1. INTRODUCTION
Naim wishes to announce that the Company together with the other shareholders (collectively known as the "Vendors") of Dayang Enterprise Sdn Bhd ("DESB"), DESB Marine Services Sdn. Bhd. ("DMSSB") and Fortune Triumph Sdn Bhd ("FTSB") (collectively known as the "Dayang Companies") have on 28th December 2007 entered into the following conditional Share Sale Agreements with Dayang Enterprise Holdings Berhad ("DEHB" or "Purchaser") to facilitate the listing and quotation of DEHB on the Main Board of Bursa Malaysia Securities Berhad ("Proposed Listing"):-
(a) conditional Share Sale Agreement ("CSSA 1") between the Vendors and DEHB for the disposal of the entire issued and paid-up ordinary share capital of DESB comprising 2,600,000 ordinary shares of RM1.00 each ("Shares") ("DESB Shares") for RM62,503,443to DEHB to be satisfied via the issuance of 125,006,621 new ordinary shares of RM0.50 each in DEHB at an issue price of approximately RM0.50 per shares ("Proposed DESB Share Exchange");
(b) conditional Share Sale Agreement ("CSSA 2") between the Vendors and DEHB for the disposal of the entire issued and paid-up ordinary share capital of DMSSB comprising 11,000,000 Shares ("DMSSB Shares") for RM55,871,579 to DEHB to be satisfied via the issuance of 111,742,922 new ordinary shares of RM0.50 each in DEHB at an issue price of approximately RM0.50 per shares ("Proposed DMSSB Share Exchange"); and
(c) conditional Share Sale Agreement ("CSSA 3") between the Vendors and DEHB for the disposal of the entire issued and paid-up ordinary share capital of FTSB comprising 20,000 Shares ("FTSB Shares") for RM4,538,237 to DEHB to be satisfied via the issuance of 9,076,455 new ordinary shares of RM0.50 each in DEHB at an issue price of approximately RM0.50 per shares ("Proposed FTSB Share Exchange").

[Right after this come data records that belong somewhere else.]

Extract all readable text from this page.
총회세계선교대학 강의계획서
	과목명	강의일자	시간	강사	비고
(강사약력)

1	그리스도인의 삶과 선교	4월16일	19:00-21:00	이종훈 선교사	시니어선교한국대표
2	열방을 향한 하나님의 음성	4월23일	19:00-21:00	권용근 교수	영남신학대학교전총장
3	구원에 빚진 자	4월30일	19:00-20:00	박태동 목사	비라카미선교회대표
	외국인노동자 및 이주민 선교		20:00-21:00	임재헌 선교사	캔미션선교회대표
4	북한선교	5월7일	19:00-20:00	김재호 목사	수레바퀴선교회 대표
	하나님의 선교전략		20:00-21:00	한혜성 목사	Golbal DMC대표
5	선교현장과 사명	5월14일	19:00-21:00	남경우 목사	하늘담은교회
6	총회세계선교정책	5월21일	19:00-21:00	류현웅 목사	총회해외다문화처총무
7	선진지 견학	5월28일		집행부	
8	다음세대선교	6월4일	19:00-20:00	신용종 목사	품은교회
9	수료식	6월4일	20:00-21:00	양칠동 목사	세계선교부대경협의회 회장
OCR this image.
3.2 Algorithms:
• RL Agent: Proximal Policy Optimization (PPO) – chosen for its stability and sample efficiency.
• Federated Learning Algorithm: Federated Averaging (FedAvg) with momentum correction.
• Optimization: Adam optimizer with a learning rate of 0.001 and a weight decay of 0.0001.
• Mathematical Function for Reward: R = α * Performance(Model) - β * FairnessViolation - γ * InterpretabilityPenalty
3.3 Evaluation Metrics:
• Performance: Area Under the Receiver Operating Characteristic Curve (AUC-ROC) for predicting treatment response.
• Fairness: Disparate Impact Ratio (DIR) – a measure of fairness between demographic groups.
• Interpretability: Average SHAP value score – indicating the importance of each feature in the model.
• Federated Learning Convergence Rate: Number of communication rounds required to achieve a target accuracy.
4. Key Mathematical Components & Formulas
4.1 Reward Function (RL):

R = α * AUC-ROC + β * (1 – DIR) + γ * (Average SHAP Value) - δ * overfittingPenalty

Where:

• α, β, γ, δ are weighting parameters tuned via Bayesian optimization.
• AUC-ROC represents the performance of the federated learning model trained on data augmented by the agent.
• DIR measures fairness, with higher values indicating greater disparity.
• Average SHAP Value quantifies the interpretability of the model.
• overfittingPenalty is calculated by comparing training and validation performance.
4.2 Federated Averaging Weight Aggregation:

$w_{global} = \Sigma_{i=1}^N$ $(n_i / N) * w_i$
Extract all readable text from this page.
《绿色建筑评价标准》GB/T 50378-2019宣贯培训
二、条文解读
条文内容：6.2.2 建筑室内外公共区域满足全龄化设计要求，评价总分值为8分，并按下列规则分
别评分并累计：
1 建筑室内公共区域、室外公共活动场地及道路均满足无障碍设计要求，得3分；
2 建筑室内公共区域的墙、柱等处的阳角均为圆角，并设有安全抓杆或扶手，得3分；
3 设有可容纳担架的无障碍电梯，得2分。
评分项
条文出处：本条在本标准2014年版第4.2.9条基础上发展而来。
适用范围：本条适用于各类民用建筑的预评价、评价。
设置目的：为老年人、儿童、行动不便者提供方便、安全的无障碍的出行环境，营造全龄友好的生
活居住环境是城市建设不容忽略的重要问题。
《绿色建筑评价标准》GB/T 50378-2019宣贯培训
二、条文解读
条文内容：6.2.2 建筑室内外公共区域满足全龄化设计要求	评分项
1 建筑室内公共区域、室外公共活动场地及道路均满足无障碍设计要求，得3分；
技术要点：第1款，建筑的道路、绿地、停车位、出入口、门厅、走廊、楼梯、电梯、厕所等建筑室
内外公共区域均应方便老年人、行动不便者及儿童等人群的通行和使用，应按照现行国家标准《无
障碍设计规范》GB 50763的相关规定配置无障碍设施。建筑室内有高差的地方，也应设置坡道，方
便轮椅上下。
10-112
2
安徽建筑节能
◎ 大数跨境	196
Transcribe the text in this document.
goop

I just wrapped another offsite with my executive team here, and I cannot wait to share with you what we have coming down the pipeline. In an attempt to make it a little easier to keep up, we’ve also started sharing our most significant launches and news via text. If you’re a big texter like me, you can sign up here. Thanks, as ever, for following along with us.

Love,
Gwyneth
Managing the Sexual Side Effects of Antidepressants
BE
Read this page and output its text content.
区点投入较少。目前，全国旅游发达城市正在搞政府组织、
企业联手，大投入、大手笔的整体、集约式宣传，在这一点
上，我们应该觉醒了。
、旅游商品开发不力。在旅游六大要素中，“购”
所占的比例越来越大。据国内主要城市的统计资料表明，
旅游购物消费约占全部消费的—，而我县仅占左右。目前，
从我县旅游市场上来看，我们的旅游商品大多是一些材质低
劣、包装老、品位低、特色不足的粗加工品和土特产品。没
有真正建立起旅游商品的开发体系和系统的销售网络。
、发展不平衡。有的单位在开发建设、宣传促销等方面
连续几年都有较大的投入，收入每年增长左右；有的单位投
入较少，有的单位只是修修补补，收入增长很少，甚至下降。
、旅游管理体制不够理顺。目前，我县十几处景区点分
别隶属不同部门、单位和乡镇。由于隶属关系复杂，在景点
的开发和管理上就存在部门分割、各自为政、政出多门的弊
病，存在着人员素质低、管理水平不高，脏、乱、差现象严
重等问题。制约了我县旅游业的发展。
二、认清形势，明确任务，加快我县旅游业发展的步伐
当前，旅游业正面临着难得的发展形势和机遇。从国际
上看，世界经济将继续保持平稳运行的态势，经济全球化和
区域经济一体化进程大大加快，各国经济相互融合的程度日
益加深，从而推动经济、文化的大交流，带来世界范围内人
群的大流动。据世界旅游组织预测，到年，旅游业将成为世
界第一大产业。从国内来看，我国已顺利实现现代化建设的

(the CSSA 1, CSSA 2 and CSSA 3 are collectively referred to herein under as "CSSAs"; the Proposed DESB Share Exchange, Proposed DMSSB Share Exchange and Proposed FTSB Share Exchange are collectively referred to herein under as "Proposed Share Exchange"; the DESB Shares, DMSSB Shares and FTSB Shares are collectively referred to herein under as "Sale Shares")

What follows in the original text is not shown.